It's been years since I've been on here. Glad to see the community still alive and well. For once I feel like I'm not looking for advice on women but on my career.

Right now I am 25 and working for a large investment company. Making a good salary (total compensation about 70k in a lower cost big city) and have been moving up in the company at an above average pace since starting. Proud to say that with being pretty damn frugal and saving over the years (and this insane bull market) that I have over 6 figures saved in investment accounts.

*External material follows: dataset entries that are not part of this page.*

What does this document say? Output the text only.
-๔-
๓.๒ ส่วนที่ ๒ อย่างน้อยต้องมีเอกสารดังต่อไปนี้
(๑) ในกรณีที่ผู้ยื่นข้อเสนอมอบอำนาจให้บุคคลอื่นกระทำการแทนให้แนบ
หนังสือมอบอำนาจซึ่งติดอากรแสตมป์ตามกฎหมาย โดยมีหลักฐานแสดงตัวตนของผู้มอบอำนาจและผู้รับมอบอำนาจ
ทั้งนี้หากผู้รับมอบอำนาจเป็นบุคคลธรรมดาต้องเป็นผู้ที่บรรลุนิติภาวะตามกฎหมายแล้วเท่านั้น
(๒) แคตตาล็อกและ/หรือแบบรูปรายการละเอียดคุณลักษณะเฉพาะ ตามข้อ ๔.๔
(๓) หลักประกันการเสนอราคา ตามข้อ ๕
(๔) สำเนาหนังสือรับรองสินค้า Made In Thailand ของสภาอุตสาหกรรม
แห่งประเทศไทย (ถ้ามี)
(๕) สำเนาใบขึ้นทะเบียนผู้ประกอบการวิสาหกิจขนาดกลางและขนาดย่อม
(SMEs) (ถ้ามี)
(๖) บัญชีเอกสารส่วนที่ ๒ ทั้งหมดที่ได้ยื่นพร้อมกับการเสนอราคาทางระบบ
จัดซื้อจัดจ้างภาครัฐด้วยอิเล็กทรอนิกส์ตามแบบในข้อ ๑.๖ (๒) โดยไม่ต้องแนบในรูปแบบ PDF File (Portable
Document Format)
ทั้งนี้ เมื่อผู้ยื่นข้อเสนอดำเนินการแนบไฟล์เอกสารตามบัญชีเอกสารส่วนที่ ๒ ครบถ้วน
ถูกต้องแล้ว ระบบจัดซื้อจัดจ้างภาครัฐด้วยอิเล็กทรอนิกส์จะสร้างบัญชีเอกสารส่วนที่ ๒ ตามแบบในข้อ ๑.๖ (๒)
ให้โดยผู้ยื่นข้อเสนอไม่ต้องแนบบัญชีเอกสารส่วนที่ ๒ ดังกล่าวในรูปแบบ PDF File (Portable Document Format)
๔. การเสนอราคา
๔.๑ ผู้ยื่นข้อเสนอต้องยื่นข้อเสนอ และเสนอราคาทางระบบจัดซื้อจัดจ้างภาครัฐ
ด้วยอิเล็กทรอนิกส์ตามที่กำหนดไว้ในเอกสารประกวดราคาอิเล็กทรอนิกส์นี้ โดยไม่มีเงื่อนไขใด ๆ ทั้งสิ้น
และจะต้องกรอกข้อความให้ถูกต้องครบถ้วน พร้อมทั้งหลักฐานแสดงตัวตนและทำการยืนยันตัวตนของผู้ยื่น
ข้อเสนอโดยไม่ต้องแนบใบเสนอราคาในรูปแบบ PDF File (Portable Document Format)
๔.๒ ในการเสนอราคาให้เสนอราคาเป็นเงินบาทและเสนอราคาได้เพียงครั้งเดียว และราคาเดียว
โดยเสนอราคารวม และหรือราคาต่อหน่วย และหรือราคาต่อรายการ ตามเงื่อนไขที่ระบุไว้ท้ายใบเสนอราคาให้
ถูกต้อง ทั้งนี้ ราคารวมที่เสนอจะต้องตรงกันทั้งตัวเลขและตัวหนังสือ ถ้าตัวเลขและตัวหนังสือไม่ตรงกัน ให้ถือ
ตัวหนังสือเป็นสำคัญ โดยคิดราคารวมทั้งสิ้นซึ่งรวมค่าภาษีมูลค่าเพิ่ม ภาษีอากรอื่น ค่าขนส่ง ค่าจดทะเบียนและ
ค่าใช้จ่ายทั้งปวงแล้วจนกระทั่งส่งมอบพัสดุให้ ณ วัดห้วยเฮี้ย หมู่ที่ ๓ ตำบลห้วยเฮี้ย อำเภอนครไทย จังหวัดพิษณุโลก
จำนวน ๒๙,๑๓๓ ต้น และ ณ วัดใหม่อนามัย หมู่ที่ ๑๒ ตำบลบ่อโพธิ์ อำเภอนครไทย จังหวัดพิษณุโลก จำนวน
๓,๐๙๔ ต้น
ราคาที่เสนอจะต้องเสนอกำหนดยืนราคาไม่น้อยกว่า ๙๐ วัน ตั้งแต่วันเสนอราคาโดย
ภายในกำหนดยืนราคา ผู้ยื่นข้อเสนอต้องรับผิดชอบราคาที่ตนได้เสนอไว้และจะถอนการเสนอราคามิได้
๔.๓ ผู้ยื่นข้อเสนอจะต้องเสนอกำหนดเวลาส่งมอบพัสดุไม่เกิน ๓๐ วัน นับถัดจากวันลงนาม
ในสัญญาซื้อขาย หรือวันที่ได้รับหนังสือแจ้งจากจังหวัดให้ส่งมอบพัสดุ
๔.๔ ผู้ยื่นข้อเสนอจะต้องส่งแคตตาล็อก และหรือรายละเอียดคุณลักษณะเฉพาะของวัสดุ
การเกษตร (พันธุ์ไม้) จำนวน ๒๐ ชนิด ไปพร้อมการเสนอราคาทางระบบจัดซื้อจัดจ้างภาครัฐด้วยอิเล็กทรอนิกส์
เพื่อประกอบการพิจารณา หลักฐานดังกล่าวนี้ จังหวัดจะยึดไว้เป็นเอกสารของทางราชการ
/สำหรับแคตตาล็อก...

While all this looks good on paper (and yes I realize in the grand scheme of things I'm in a great situation), I am questioning whether the corporate grind will be fulfilling in the long term. My salary will steadily increase along with my responsibilities and hours worked. As I look ahead it seems like I will always be chasing that next position, that next bonus, that next paycheck, etc.. no matter how high up in a company I go. I'm chasing this idea of financial freedom yet a large chunk of my money will be tied up in retirement accounts that I won't want to touch till I'm 65. I can't shake this feeling that I'm going down a dead end path that won't pay off until most of my life is behind me.

Obviously this is not the first time someone has had this dilemma, but I'm hoping to hear some anecdotes from some older men on here (30s,40s,etc). A lot of you seem to say life gets a lot better into your 30s with money as long as you take care of yourself. Are you able to find fulfillment and excitement in life while also grinding it out 9-5? Do you get increased confidence in your overall life as you take on more responsibility in the corporate setting? Is it worth it to lean into the corporate life to move up as fast as possible, or start planning an exit now on a more entrepreneurial path?

I honestly enjoy a lot of aspects of my job and develop awesome skills (coding/technology, data analytics) but at the end of the day I don't feel like I will ever be truly "wealthy" from these, which maybe isn't really a bad thing?